In recent years, artificial intelligence technology based on classic machine learning (ML) or deep learning (DL) has been widely used in a variety of fundus disease screening including DR. Gulshan et al. used the deep learning algorithm for the screening of DR and obtained extremely high sensitivity and specificity. [5] Takahashi et al. used a modified deep learning algorithm model for the screening and grading of DR, which can obtain grading results similar to those of ophthalmologists. [6] However, even if the application of artificial intelligence technology in DR screening and grading has achieved very high accuracy, the final results can only be used as a diagnostic reference. Training junior ophthalmologists to grow rapidly and perform DR reading accurately is still an important part of ophthalmologist training. If junior ophthalmologists can master the DR reading method through centralized training quickly, it is not only conducive to the growth of ophthalmologists, but also reserves the strength of physicians for labeling AI training set. Therefore, it is of great significance to find an efficient DR reading training method. There is no previous discussion on the standard way of DR reading training, and there is no literature exploring the use of AI reading labeling system for reading training and learning. In this study, the AI reading labeling system was used for DR reading training of junior ophthalmology residents and medical students. Compared with the traditional reading training requiring at least 1,500 to 2,000 pictures, This training using AI labeling system require only 500 pictures to obtain a high diagnostic accuracy. This training showed very obvious advantages in terms of time and number of pictures compared with the traditional reading training.

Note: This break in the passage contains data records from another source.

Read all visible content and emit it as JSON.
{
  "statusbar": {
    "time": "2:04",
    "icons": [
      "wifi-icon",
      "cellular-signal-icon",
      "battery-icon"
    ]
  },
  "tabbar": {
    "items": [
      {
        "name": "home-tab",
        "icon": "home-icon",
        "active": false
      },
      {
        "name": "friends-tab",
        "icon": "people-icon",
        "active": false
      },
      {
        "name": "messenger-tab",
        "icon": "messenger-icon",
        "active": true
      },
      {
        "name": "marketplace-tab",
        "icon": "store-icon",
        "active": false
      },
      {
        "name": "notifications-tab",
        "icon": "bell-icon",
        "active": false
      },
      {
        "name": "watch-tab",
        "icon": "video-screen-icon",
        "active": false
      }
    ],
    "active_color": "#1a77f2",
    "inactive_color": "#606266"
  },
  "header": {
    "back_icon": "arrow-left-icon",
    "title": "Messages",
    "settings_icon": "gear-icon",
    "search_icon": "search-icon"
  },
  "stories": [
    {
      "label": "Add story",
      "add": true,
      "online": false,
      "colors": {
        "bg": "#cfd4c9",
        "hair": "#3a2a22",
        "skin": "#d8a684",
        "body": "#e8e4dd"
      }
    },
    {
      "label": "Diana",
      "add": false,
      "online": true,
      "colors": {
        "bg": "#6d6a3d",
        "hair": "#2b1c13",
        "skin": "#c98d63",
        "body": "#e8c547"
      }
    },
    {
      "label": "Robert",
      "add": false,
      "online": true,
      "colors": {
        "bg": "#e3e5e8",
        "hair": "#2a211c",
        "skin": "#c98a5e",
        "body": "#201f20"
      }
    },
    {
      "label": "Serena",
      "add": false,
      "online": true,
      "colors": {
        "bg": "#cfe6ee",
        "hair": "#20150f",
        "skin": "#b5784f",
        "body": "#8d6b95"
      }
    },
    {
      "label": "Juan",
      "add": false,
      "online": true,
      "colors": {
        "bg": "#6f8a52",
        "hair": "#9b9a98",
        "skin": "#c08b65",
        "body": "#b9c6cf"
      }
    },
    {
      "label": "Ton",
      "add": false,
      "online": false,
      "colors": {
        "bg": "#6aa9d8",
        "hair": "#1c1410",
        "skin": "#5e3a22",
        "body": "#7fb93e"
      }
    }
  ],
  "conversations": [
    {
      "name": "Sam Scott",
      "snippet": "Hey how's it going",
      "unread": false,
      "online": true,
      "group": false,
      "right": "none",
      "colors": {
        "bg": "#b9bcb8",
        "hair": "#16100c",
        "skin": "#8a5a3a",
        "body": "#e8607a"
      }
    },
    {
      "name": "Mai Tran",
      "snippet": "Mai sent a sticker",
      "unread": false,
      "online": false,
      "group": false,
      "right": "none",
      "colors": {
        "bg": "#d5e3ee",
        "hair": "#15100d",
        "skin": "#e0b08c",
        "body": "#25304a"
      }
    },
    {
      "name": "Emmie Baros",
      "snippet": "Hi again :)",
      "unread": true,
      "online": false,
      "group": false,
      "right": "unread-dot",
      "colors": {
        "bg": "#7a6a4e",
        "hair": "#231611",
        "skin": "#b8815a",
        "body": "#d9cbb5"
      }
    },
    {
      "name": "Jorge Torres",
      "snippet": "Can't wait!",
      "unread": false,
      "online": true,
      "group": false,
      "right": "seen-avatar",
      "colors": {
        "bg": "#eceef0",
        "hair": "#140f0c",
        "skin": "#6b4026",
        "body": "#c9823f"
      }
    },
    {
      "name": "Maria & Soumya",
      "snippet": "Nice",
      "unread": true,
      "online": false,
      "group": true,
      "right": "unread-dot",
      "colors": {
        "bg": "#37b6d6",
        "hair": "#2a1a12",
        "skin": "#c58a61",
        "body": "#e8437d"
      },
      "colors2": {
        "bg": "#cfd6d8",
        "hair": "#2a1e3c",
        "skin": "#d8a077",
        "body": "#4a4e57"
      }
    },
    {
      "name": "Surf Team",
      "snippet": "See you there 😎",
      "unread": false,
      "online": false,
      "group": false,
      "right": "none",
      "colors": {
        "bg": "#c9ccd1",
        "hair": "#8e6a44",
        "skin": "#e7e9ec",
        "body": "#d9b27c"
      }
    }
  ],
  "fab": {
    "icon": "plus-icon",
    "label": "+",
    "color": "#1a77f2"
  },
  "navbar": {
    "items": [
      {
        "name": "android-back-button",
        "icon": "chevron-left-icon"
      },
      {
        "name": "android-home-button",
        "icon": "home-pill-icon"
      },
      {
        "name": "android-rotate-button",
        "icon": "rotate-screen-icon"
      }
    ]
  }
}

In this DR reading training, after 8 round of reading, the mean Kappa score value of 13 participants increased from 0.67 in the first reading to 0.81 in the eighth reading, the mean Kappa score value of the first 4 rounds was 0.77, indicating significant agreement, and the mean Kappa score value of the last 4 rounds was 0.81, indicating that after training, the overall reading accuracy of participants was significantly improved. The Kappa score value is not linearly increased each time, which may be due to the fact that the difficulty level cannot be completely consistent with the picture loaded in each time, resulting in the bias of the results.

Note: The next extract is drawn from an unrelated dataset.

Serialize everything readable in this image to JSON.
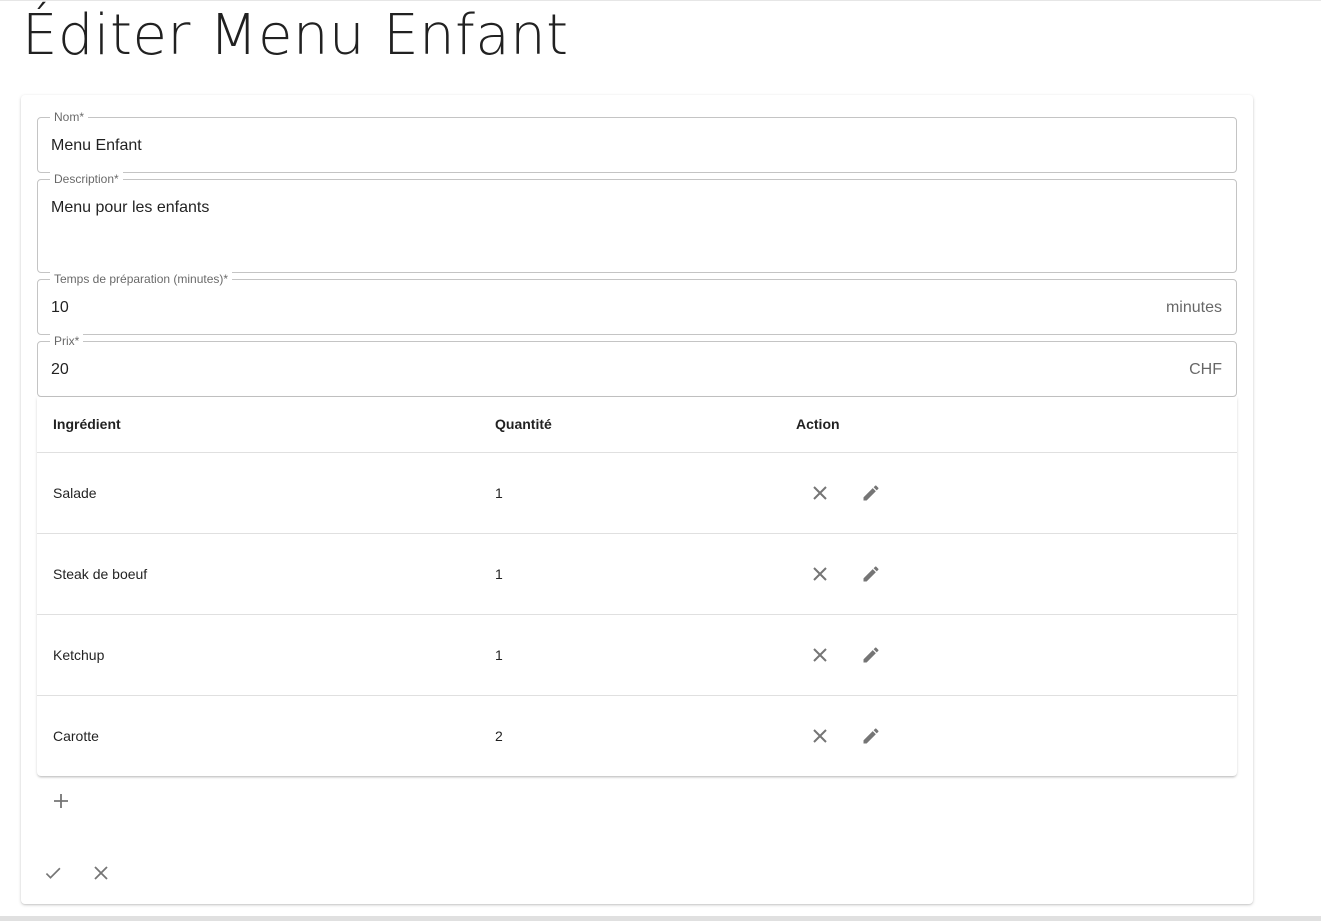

At the same time, the trainees were also divided into two groups for statistics. The first group was junior ophthalmology residents with certain basic knowledge of ophthalmology, who also attended ophthalmology course and participated in the clinical work of ophthalmology. The second group was medical students who had not learn ophthalmology basic knowledge before the start of reading training, and had not participated in the course and clinical work of ophthalmology after the start of reading. The initial Kappa score of the two groups reflected the difference in the knowledge base of the two groups of readers, with an initial Kappa score of 0.71 in group 1 and 0.62 in group 2, reflecting that the accuracy of the basic reading was higher in group 1 than in group 2. As the training progressed, the difference between the two groups gradually narrowed, and the Kappa scores increased to 0.76 in group 1 and 0.84 in group 2 for the eighth reading, with a more significant increase in the medical student group. The mean Kappa score of the first four rounds was 0.77, the mean Kappa score of the last four rounds was 0.81 in group 1, 0.71 in the first four rounds and 0.82 in the last four rounds in group 2, which also reflected that the gap in reading accuracy between the two groups was reduced, and after reading training, even medical students without an ophthalmological knowledge base could be familiar with the law of DR reading and achieve a certain diagnostic accuracy.
The results of harmonic mean value of presence or absence of DR, referral of DR and severe DR showed that the harmonic mean value of determination of presence or absence of DR was the lowest, and the harmonic mean value of referral of DR and severe DR was relatively higher, which may be because it may not be very accurate for the presence or absence of microhemangioma based on fundus color photography alone. The small microhemangioma in the picture may be confused with poor quality artifacts at the time of photography, leading to incorrect conclusions. This also suggests that for the reading training, we should be cautious in selecting the fundus photographs used for the training, try to select the pictures with good quality, and eliminate the possible confounding factors caused by the poor quality of picture shooting.
This study also has some limitations. Since the original application of the reader labeling system used in the training is to train the AI deep learning model, which is not used for the reading training of physicians, the system cannot immediately give the correct grading answer after labeling, and needs to uniformly conduct the retrospective learning of picture grading after each labeling, which has an effect on the reading learning efficiency. In addition, the number of people included in the training was small, and there may be some error in the statistical mean. In order to make this system more conducive to reading training, the AI reading result prompt function can be added, and the gold standard is given after each round of picture labeling for comparison, which can make the training efficiency and strengthen the effect of reading training.
In conclusion, the use of artificial intelligence DR reading labeling system can effectively improve the DR reading level of junior ophthalmologists, and can achieve a certain reading accuracy in a short time and using less reading volume, which is a feasible reading training method.